In general, the GQ test performed poorly in terms of its size when evaluated over the entire range of selected alternative space for all sample sizes (Table 1 & 2). At 5% level of significance, the size of the GQ test goes up to 88% against highly skewed and heavy tailed alternatives both for the equal and unequal sample sizes. The size of the test is undervalued when the alternative belongs to symmetric short tail class of distributions. The tenacious size distortions do not improve with the increase in sample size (Figure 1a & 1b). The size distortions are more than 10% and less 20% only for those alternatives where both skewness and kurtosis statistics are not far away from the normal distribution benchmark values; 0 & 3 respectively. Size distortions increase with the increase in value of either of the statistics- skewness and kurtosis.

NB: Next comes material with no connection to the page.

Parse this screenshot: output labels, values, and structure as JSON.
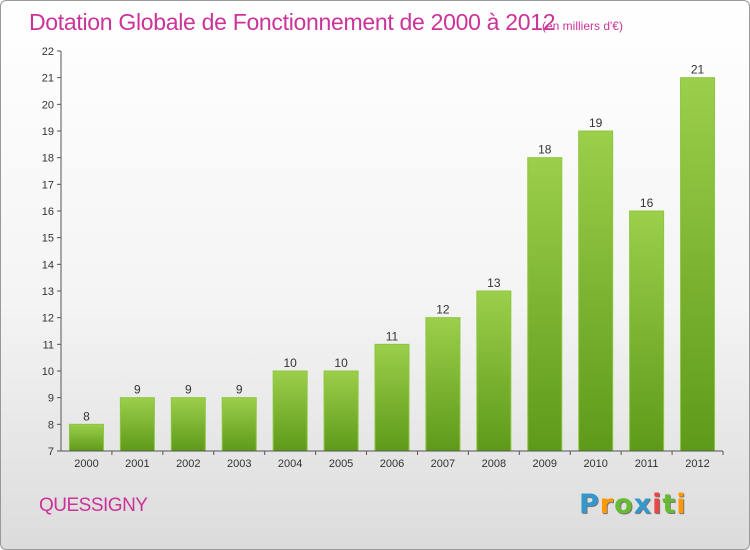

Robust form of Levene's test proposed by Brown-Forsythe (1974), BF-test, performed exceptionally well in terms of size properties against all alternative distributions except for the multi-model distributions where the size of the test is underestimated (Table 1 & 2). The size of BF-test improves with the increase in sample size except for the cases where the alternative distribution contains few extreme outliers relative to rest of the sample data. The Levene’s test performance is not satisfactory in comparison to its robust form (BF-test) which is based on median instead of arithmetic mean. The size of the test is more than 10% when the alternative space belongs to the group with skewness more than one and kurtosis more than five. Maximum size distortion reaches to as high as 48% for sample size of 25 (Figure 2a). There is a slight improvement in size distortions as the sample increases (Figure 2a & 2b). Mostly, the significant distortions are against the alternative distributions containing outliers with high values of skewness and kurtosis.
Preliminary tests of homogeneity such as Goldfeld-Quandt (1965) and Levene-type tests are used to assess the assumption of homogeneity of variances which serves as the underlying assumption of many statistical procedures including Chow- test and one-way ANOVA. These preliminary tests assume the normality of data while assessing the equal population variances. Such kind of preliminary tests should be used with care as the final inferences are conditional on the performance of these tests at first stage. This study explores the impact of non-normality of the size distortions of these tests. At 5% level of significance, the size of the GQ test goes up to 88% against highly skewed and heavy tailed alternatives both for the equal and unequal sample sizes (Table 1 & 2). The size of the Levene test is more than 10% when the alternative space belongs to the group with skewness more than one and kurtosis more than five. Maximum size distortion reaches to as high as 48% for sample size of 25 (Figure 2a). Robust form of Levene's test proposed by Brown-Forsythe, BF-test, performed exceptionally well in terms of size properties against all alternative distributions except for the multi-model distributions where the size of the test is underestimated (Table 1 & 2).
In general, both the statistics, GQ & Levene tests, suffer from severe size distortions when the alternatives belong to nonnormal distributional space. However, the robust or modified form of Levene test (BF-test) perform well against the selected non-normal space except for few alternative distributions which are multi-model and contains big outliers. This study does not recommend the use of GQ & Levene test for assessing the assumption of equality of populations variances when the distribution is non-normal. Although, the modified form of Levene's test (BF-test) retains its size properties however, the use is not recommended in case the distribution is multi-model and contains relatively big outliers.